A study published in the International Journal of Biological Macromolecules examined the effects of SN-ppF3, a polysaccharide fraction of black nightshade, on suppressing tumors. The study’s researchers, who were from the University of Malaya and the University Putra Malaysia, used the polysaccharide because it has been previously shown to have an immunomodulatory activity that could be used to enhance the host immune response in fighting cancer.

In the study, the researchers fed breast tumor bearing-mice with 250 milligrams per kilogram (mg/kg) of non-toxic SN-ppF3 for 10 days. During the treatment period, they measured the size of the tumor and weight of the mice. At the end of the treatment, blood, tumor, spleen, and thymus were harvested for physiological and immunological analyses.

Results showed that treatment with the black nightshade polysaccharide significantly reduced the tumor volume and tumor weight of the mice. Additionally, the treatment of SN-ppF3 disrupted the morphology of tumor cells. Moreover, the treatment induced tumor cell death, increased anti-inflammatory activities, and decreased inflammation in mice.

From these findings, the researchers concluded that treatment with black nightshade may suppress tumor growth by boosting immunity.

Polysaccharides in black nightshade suppress tumor growth by inducing cell death

In another study, researchers from China investigated the ability of black nightshade polysaccharides to suppress the growth of liver cancer cells in mice. Their findings suggested that black nightshade polysaccharides can inhibit the growth of tumors in mice by inducing programmed cancer cell death.

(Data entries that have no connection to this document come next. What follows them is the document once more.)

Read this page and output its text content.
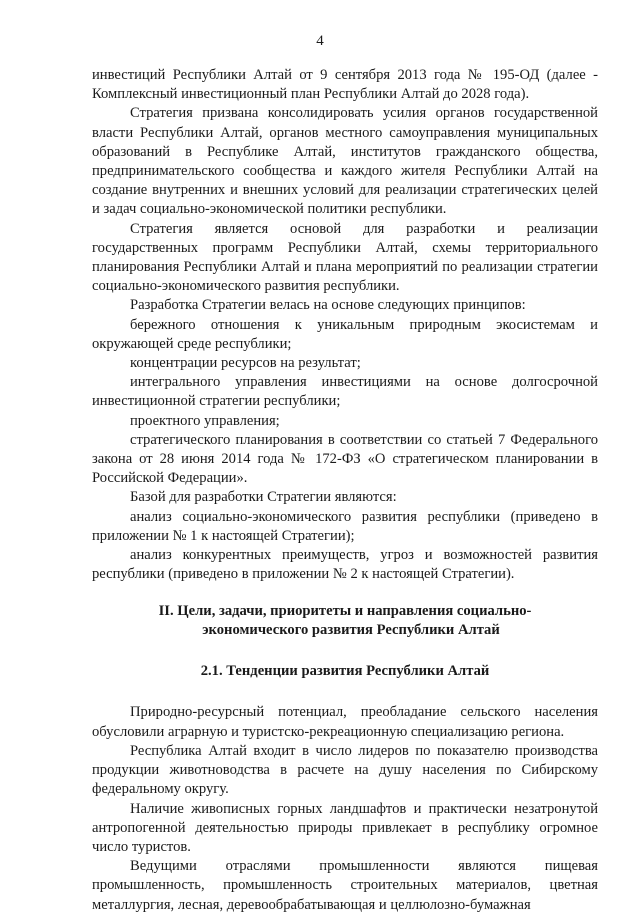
4

инвестиций Республики Алтай от 9 сентября 2013 года № 195-ОД (далее - Комплексный инвестиционный план Республики Алтай до 2028 года).

Стратегия призвана консолидировать усилия органов государственной власти Республики Алтай, органов местного самоуправления муниципальных образований в Республике Алтай, институтов гражданского общества, предпринимательского сообщества и каждого жителя Республики Алтай на создание внутренних и внешних условий для реализации стратегических целей и задач социально-экономической политики республики.

Стратегия является основой для разработки и реализации государственных программ Республики Алтай, схемы территориального планирования Республики Алтай и плана мероприятий по реализации стратегии социально-экономического развития республики.

Разработка Стратегии велась на основе следующих принципов:

бережного отношения к уникальным природным экосистемам и окружающей среде республики;

концентрации ресурсов на результат;

интегрального управления инвестициями на основе долгосрочной инвестиционной стратегии республики;

проектного управления;

стратегического планирования в соответствии со статьей 7 Федерального закона от 28 июня 2014 года № 172-ФЗ «О стратегическом планировании в Российской Федерации».

Базой для разработки Стратегии являются:

анализ социально-экономического развития республики (приведено в приложении № 1 к настоящей Стратегии);

анализ конкурентных преимуществ, угроз и возможностей развития республики (приведено в приложении № 2 к настоящей Стратегии).

II. Цели, задачи, приоритеты и направления социально-
экономического развития Республики Алтай
2.1. Тенденции развития Республики Алтай

Природно-ресурсный потенциал, преобладание сельского населения обусловили аграрную и туристско-рекреационную специализацию региона.

Республика Алтай входит в число лидеров по показателю производства продукции животноводства в расчете на душу населения по Сибирскому федеральному округу.

Наличие живописных горных ландшафтов и практически незатронутой антропогенной деятельностью природы привлекает в республику огромное число туристов.

Ведущими отраслями промышленности являются пищевая промышленность, промышленность строительных материалов, цветная металлургия, лесная, деревообрабатывающая и целлюлозно-бумажная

For the study, the researchers treated mice with liver cancer with different doses of black nightshade polysaccharides for 10 days. After the treatment period, they found that black nightshade polysaccharide treatment reduced the average tumor weight and inhibited tumor growth in a dose-dependent manner.

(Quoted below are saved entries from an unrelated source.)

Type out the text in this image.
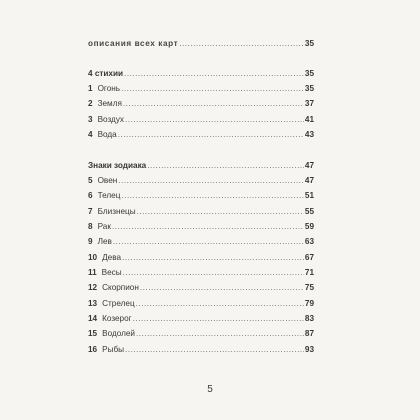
описания всех карт .....	35
4 стихии .....	35
1 Огонь .....	35
2 Земля .....	37
3 Воздух .....	41
4 Вода .....	43
Знаки зодиака .....	47
5 Овен .....	47
6 Телец .....	51
7 Близнецы .....	55
8 Рак .....	59
9 Лев .....	63
10 Дева .....	67
11 Весы .....	71
12 Скорпион .....	75
13 Стрелец .....	79
14 Козерог .....	83
15 Водолей .....	87
16 Рыбы .....	93
5
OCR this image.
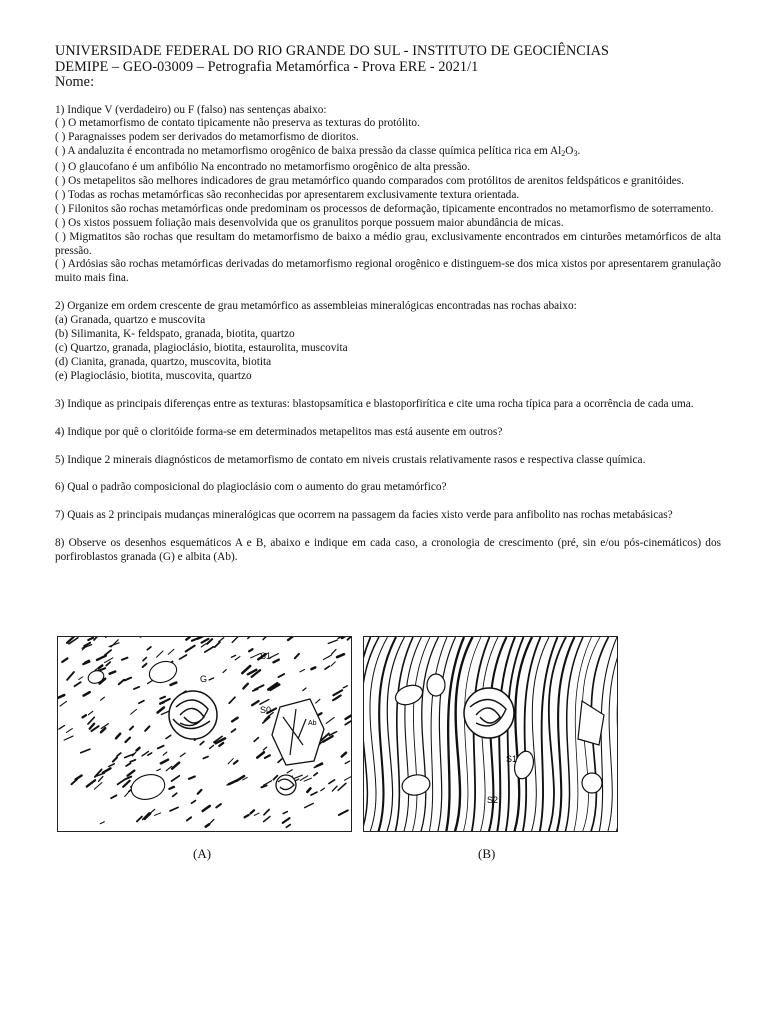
UNIVERSIDADE FEDERAL DO RIO GRANDE DO SUL - INSTITUTO DE GEOCIÊNCIAS
DEMIPE – GEO-03009 – Petrografia Metamórfica - Prova ERE - 2021/1
Nome:
1) Indique V (verdadeiro) ou F (falso) nas sentenças abaixo:
( ) O metamorfismo de contato tipicamente não preserva as texturas do protólito.
( ) Paragnaisses podem ser derivados do metamorfismo de dioritos.
( ) A andaluzita é encontrada no metamorfismo orogênico de baixa pressão da classe química pelítica rica em $Al_2O_3$.
( ) O glaucofano é um anfibólio Na encontrado no metamorfismo orogênico de alta pressão.
( ) Os metapelitos são melhores indicadores de grau metamórfico quando comparados com protólitos de arenitos feldspáticos e granitóides.
( ) Todas as rochas metamórficas são reconhecidas por apresentarem exclusivamente textura orientada.
( ) Filonitos são rochas metamórficas onde predominam os processos de deformação, tipicamente encontrados no metamorfismo de soterramento.
( ) Os xistos possuem foliação mais desenvolvida que os granulitos porque possuem maior abundância de micas.
( ) Migmatitos são rochas que resultam do metamorfismo de baixo a médio grau, exclusivamente encontrados em cinturões metamórficos de alta pressão.
( ) Ardósias são rochas metamórficas derivadas do metamorfismo regional orogênico e distinguem-se dos mica xistos por apresentarem granulação muito mais fina.
2) Organize em ordem crescente de grau metamórfico as assembleias mineralógicas encontradas nas rochas abaixo:
(a) Granada, quartzo e muscovita
(b) Silimanita, K- feldspato, granada, biotita, quartzo
(c) Quartzo, granada, plagioclásio, biotita, estaurolita, muscovita
(d) Cianita, granada, quartzo, muscovita, biotita
(e) Plagioclásio, biotita, muscovita, quartzo
3) Indique as principais diferenças entre as texturas: blastopsamítica e blastoporfirítica e cite uma rocha típica para a ocorrência de cada uma.
4) Indique por quê o cloritóide forma-se em determinados metapelitos mas está ausente em outros?
5) Indique 2 minerais diagnósticos de metamorfismo de contato em niveis crustais relativamente rasos e respectiva classe química.
6) Qual o padrão composicional do plagioclásio com o aumento do grau metamórfico?
7) Quais as 2 principais mudanças mineralógicas que ocorrem na passagem da facies xisto verde para anfibolito nas rochas metabásicas?
8) Observe os desenhos esquemáticos A e B, abaixo e indique em cada caso, a cronologia de crescimento (pré, sin e/ou pós-cinemáticos) dos porfiroblastos granada (G) e albita (Ab).
G
S1
S0
Ab
S1
S2
(A)	(B)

The researchers also measured the effect of black nightshade polysaccharides on the index of the thymus, which is used to assess the inhibitory effect of drugs on immune function.  Results showed that the treatment increased the index of the thymus, indicating immune function protection.

Published in the Journal of Cancer Research and Therapeutics, the results suggested that black nightshade can inhibit tumor growth and boost immunity in the liver by regulating caspase-3 and bcl-2, subsequently leading to cancer cell death.